Improving observability of replication and verification operations will allow systems administrators to monitor the health of the warm standby secondary sites. It will help identify any fault conditions in the replication and verification process and aid in the remediation of these faults. By surfacing the underlying errors in the UI, it will provide easy access to this information and speed up recovery actions needed on the part of the systems administrators.
GitLab.com is by far the largest GitLab instance and is used by GitLab to dogfood GitLab itself. GitLab.com does not use GitLab Geo for DR purposes. This has many disadvantages and the Geo Team is working with Infrastructure to enable Geo on GitLab.com.

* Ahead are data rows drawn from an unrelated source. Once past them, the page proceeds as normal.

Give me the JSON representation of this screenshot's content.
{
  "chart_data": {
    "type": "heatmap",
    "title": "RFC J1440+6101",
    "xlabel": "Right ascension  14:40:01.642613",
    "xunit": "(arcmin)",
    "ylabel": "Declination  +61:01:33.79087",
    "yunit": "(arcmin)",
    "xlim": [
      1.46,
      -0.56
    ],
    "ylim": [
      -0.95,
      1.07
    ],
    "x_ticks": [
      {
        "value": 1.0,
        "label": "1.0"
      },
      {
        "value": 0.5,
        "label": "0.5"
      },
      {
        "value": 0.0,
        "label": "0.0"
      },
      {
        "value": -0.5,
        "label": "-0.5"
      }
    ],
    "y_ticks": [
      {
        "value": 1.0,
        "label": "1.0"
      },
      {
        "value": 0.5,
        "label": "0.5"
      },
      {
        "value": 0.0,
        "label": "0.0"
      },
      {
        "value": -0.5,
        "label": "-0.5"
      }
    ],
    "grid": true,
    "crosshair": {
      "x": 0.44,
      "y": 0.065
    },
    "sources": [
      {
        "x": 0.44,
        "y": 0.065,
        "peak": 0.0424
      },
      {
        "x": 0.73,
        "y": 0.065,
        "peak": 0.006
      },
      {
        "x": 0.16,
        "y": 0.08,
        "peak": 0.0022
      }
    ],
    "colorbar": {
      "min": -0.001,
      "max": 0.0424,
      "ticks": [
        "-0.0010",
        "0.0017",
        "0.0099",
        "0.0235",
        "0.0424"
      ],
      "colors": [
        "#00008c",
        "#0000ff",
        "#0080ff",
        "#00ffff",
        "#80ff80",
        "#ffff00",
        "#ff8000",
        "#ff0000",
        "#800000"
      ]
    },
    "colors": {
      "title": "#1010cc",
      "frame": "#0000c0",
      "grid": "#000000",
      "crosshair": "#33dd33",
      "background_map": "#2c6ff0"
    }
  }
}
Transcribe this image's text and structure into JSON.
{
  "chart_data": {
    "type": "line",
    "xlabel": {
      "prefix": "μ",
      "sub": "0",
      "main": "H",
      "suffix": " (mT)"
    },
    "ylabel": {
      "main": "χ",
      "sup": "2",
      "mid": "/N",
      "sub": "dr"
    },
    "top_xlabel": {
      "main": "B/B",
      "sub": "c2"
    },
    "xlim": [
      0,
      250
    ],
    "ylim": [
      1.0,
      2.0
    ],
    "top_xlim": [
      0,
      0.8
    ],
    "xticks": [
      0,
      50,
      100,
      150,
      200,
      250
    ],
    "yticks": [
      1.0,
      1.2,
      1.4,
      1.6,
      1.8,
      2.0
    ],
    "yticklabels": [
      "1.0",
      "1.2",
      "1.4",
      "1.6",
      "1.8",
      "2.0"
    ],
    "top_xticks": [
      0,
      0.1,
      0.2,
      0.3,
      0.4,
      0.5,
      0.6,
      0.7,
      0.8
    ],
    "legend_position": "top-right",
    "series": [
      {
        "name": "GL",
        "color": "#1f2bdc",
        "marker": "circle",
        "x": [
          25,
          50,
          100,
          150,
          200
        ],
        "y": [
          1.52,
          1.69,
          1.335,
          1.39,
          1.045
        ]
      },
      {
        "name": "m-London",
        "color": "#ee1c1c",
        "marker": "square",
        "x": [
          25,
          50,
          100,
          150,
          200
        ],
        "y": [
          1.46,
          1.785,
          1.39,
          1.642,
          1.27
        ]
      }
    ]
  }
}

The Geo admin dashboard provides a basic overview of the status of the Geo sites. This is helpful when setting up Geo and for confirming Geo status at a glance. However, it does not show long term trends and historical statistics. A Grafana dashboard together with Prometheus metrics serves this purpose well.
Geo publishes an extensive list of prometheus metrics. Publishing a Grafana dashboard would make these metrics more accessible and useful for systems administrators.
GitLab is planning to roll out decomposed databases to self-managed customers with GitLab release 18.0. This involves splitting the main rails database into two databases main
and ci
improving scabality and performance. More details can be found in the blog post, Decomposing the GitLab backend database.
To ensure that Geo customers can benefit from the scalability and performance benefits this brings whilst being protected against data loss, we will be adding support for decomposed databases.
We currently don't plan to replace PostgreSQL with a different database e.g. CockroachDB.
We currently don't plan to support an Active/Active configuration.
This category is currently at the competitive maturity level, and our next maturity target is lovable (see our definitions of maturity levels).
In order to move this category from competitive to lovable we are working on all items in the lovable maturity epic.
We currently track:
GitHub Enterprise Server 2.22 supports a passive replica server that can be used for disaster recovery purposes.